The system further comprises:

The training module specifically comprises:

and the adjusting unit is used for adjusting the parameters of the support vector regression model when the error between the output data and the labeled PAD value is not within the error threshold range, so that the error between the output data and the labeled PAD value is within the error threshold range, and the trained support vector regression model is obtained. And the adjusting unit adjusts the penalty factor and the kernel function of the support vector regression model by a cross grid search method.

The embodiments in the present description are described in a progressive manner, each embodiment focuses on differences from other embodiments, and the same and similar parts among the embodiments are referred to each other. For the system disclosed by the embodiment, the description is relatively simple because the system corresponds to the method disclosed by the embodiment, and the relevant points can be referred to the method part for description.
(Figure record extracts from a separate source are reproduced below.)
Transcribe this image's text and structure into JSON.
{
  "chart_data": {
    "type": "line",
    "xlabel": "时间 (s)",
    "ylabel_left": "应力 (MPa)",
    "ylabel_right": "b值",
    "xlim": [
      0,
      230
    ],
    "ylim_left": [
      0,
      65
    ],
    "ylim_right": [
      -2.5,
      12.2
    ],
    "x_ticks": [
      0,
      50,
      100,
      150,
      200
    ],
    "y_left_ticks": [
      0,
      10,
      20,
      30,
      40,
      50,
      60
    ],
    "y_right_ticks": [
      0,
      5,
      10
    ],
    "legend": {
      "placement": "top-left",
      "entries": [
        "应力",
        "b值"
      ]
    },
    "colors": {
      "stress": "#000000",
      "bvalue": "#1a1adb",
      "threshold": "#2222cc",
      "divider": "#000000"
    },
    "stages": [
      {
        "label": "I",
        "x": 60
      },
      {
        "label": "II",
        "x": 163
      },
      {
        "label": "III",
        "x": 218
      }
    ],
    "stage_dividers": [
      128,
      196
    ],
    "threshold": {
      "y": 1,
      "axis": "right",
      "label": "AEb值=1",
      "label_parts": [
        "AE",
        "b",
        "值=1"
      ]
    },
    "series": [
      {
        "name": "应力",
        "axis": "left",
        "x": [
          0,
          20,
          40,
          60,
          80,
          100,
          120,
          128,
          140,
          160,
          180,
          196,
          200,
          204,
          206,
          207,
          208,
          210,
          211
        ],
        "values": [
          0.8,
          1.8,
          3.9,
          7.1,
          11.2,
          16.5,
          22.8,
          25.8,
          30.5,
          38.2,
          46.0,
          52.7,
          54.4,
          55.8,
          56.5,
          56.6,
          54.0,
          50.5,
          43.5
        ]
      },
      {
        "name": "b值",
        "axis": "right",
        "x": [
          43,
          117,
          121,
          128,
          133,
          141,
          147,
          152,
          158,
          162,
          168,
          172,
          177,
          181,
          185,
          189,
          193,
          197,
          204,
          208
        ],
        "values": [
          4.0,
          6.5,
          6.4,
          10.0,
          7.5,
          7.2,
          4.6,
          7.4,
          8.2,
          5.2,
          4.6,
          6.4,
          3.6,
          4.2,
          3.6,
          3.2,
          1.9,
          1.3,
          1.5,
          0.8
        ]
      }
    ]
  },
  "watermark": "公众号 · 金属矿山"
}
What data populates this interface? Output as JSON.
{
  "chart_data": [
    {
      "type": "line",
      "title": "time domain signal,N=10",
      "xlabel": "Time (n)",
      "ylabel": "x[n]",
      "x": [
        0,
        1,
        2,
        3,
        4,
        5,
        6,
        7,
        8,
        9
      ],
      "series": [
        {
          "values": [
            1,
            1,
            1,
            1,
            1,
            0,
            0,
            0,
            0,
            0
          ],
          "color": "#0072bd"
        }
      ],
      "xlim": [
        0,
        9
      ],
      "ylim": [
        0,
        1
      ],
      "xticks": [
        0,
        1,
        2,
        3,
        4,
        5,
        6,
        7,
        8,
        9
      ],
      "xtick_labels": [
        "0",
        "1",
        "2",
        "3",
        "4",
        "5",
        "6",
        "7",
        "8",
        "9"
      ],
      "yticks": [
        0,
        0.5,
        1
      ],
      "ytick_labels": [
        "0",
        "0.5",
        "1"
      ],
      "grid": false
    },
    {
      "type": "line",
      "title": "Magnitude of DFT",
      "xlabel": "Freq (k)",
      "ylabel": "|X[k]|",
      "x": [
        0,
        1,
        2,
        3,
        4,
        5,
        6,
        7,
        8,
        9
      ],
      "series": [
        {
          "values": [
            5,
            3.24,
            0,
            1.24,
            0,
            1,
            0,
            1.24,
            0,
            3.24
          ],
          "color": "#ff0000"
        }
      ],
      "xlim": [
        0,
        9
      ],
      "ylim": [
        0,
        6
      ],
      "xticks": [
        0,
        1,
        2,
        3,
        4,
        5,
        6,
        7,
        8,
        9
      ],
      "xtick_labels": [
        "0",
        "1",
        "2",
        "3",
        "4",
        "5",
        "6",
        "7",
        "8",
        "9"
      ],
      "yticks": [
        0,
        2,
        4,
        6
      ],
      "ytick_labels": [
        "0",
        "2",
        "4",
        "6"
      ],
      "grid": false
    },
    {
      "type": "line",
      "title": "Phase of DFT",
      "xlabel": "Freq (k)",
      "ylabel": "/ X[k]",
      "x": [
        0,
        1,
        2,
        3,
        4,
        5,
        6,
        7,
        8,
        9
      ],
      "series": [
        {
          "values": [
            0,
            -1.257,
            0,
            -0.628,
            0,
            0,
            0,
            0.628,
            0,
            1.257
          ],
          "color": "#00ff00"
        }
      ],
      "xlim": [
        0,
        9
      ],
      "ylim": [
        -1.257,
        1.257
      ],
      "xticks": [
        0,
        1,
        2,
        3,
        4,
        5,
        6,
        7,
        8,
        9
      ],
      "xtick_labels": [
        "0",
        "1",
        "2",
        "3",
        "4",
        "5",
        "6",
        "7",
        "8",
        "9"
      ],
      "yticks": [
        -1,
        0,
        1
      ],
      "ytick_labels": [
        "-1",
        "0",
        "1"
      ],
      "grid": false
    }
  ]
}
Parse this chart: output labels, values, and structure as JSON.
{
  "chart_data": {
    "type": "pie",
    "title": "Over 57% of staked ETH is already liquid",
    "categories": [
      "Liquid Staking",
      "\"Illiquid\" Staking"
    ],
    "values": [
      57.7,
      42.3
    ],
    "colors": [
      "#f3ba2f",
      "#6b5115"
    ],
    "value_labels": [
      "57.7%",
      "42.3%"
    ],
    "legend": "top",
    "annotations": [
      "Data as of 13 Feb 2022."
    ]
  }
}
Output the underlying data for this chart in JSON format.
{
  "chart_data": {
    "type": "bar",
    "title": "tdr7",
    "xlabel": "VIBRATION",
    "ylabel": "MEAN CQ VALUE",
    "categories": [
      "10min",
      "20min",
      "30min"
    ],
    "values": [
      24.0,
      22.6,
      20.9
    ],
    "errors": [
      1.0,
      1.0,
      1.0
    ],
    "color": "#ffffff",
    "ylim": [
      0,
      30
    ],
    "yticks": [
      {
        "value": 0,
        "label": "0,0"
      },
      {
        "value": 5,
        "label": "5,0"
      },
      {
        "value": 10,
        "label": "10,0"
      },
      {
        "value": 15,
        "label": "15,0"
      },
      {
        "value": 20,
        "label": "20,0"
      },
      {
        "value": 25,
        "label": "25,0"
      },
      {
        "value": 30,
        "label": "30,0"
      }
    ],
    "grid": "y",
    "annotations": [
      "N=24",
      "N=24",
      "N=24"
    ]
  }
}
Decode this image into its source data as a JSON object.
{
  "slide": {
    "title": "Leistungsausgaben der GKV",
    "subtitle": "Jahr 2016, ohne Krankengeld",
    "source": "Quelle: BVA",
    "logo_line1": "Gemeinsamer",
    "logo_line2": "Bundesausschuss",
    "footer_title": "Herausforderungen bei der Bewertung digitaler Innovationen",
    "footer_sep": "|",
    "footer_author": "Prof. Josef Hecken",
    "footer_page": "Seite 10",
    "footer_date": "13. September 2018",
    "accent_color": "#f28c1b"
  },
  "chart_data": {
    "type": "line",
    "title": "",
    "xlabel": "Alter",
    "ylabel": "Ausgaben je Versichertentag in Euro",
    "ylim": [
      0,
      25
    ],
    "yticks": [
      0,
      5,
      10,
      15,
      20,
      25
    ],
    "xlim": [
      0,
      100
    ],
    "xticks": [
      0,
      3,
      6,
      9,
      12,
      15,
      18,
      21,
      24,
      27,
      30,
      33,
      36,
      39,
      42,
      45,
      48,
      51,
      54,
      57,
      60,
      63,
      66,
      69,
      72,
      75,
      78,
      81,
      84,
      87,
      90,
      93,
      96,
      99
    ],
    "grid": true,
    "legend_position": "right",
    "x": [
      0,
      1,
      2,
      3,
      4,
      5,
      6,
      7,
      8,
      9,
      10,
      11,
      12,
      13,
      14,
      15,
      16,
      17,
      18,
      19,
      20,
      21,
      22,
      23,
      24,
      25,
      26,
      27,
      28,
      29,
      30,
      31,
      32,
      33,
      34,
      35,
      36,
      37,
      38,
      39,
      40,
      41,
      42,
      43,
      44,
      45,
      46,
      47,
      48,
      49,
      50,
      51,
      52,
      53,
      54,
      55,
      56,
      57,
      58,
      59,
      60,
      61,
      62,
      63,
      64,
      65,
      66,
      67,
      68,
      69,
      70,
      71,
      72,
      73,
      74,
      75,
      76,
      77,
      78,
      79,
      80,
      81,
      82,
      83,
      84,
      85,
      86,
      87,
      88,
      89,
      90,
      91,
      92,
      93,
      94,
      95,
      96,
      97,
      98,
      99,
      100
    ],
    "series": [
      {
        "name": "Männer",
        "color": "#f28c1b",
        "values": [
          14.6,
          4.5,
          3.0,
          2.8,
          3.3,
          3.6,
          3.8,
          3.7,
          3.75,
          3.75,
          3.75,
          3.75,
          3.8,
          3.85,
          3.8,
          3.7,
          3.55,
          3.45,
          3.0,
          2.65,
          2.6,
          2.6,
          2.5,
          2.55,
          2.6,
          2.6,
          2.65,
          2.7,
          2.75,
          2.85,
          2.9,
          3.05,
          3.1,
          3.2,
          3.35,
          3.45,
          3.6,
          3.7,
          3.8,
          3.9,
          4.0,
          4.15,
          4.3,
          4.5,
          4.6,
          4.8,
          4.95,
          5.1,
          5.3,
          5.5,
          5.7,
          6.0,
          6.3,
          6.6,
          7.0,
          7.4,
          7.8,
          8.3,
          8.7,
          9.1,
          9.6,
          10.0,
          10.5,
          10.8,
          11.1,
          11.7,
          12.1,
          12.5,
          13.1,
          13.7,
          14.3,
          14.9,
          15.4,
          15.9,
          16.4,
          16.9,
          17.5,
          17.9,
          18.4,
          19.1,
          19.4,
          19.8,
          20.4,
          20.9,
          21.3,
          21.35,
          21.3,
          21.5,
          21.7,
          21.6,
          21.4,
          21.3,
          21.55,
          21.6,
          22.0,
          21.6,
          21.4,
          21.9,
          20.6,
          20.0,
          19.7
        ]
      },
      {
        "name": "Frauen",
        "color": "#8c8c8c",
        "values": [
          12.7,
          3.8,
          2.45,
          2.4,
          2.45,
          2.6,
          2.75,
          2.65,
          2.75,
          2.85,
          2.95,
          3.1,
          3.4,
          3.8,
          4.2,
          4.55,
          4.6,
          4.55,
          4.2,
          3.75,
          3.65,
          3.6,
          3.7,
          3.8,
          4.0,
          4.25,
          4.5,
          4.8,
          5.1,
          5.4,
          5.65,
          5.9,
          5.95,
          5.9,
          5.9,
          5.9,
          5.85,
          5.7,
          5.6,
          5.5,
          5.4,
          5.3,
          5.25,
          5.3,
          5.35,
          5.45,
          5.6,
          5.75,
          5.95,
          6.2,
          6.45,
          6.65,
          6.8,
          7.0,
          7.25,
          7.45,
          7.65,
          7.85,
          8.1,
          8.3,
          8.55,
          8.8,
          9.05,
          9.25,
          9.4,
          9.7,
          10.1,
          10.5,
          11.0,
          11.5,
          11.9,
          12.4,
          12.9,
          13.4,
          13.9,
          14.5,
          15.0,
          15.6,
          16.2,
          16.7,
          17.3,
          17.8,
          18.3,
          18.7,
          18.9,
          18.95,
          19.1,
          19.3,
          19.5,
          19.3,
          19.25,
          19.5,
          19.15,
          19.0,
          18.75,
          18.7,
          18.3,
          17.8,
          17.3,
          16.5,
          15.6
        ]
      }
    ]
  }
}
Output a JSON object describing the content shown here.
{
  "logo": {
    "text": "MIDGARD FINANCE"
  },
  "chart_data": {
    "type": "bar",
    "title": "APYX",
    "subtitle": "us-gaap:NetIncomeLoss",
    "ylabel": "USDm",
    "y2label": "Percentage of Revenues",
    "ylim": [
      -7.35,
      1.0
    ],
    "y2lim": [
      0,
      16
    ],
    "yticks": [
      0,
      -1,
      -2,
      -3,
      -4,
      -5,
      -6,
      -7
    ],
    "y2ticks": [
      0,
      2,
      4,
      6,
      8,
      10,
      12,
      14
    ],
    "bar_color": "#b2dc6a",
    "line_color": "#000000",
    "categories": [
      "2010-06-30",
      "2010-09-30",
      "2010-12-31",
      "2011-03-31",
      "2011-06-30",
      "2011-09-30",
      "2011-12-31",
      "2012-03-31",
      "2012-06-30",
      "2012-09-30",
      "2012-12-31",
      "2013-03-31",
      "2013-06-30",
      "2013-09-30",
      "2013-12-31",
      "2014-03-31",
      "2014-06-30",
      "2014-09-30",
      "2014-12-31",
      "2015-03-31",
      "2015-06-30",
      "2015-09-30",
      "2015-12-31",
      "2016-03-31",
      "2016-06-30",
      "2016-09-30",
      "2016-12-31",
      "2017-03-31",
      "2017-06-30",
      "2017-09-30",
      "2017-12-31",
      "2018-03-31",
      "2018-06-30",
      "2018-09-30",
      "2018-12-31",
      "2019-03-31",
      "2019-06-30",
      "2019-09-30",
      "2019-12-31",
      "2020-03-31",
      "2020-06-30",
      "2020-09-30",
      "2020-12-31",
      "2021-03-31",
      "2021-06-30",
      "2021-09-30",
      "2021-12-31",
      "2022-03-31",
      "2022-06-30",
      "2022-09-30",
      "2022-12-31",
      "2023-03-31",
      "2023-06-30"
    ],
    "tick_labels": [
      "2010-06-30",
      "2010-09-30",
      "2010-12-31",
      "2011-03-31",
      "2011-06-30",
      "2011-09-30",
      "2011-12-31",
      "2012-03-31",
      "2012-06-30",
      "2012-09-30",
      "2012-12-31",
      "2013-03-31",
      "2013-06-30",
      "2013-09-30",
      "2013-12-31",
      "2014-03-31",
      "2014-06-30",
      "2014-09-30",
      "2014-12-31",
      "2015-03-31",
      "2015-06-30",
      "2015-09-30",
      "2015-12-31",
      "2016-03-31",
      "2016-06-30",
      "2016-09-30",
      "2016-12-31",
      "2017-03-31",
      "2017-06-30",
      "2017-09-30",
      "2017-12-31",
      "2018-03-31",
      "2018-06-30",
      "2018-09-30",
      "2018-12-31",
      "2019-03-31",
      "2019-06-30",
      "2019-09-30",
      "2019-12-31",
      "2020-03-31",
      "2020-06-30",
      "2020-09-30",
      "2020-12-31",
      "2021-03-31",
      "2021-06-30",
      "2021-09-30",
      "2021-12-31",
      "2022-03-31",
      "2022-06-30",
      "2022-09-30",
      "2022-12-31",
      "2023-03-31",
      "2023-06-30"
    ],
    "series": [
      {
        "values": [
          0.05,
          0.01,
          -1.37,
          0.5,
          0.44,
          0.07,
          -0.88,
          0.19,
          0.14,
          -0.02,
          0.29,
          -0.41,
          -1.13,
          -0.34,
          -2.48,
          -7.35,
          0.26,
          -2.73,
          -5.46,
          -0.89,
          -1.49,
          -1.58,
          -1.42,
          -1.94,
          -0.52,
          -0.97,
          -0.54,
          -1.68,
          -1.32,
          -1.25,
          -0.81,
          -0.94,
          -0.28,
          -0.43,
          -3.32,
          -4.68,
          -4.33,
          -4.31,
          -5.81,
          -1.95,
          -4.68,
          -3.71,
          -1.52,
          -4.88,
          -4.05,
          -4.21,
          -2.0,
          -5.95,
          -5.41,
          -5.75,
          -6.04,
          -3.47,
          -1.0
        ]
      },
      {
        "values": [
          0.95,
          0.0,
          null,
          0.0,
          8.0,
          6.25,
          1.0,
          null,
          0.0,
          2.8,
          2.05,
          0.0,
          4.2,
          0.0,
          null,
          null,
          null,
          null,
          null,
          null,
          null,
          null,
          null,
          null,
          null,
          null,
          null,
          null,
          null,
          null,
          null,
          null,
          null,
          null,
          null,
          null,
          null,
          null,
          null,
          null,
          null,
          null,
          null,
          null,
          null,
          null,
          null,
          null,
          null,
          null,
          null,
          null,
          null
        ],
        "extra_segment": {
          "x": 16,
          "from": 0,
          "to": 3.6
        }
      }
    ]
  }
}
The principles and embodiments of the present invention have been described herein using specific examples, which are provided only to help understand the method and the core concept of the present invention; meanwhile, for a person skilled in the art, according to the idea of the present invention, the specific embodiments and the application range may be changed. In view of the above, the present disclosure should not be construed as limiting the invention.

Claims

1. A method for predicting an emotional speech PAD value, the method comprising:

acquiring training emotion voice data;

training a support vector regression model through the training characteristic data and the labeled PAD value to obtain a trained support vector regression model;

acquiring test emotion voice data;

performing feature extraction on the test emotion voice data to obtain test feature data; the characteristics comprise speech speed, zero-crossing rate, short-time energy, fundamental tone frequency, formants and MFCC of the emotional speech;

obtaining a trained support vector regression model;

2. The method for predicting emotion speech PAD values as recited in claim 1, wherein said training a support vector regression model with said training feature data and said labeled PAD values to obtain a trained support vector regression model, specifically comprises:

if so, obtaining a trained support vector regression model;

3. The method for predicting emotional speech PAD values according to claim 2, wherein the adjusting the parameters of the support vector regression model specifically comprises:

4. An emotion speech PAD value prediction system, the system comprising:

the training module is used for training a support vector regression model through the training characteristic data and the labeled PAD value to obtain a trained support vector regression model;

5. The system for predicting emotional speech PAD values of claim 4, wherein the training module specifically comprises:

6. The emotion speech PAD value prediction system of claim 5, wherein the adjustment unit adjusts the penalty factor and kernel function of the support vector regression model by cross-grid search.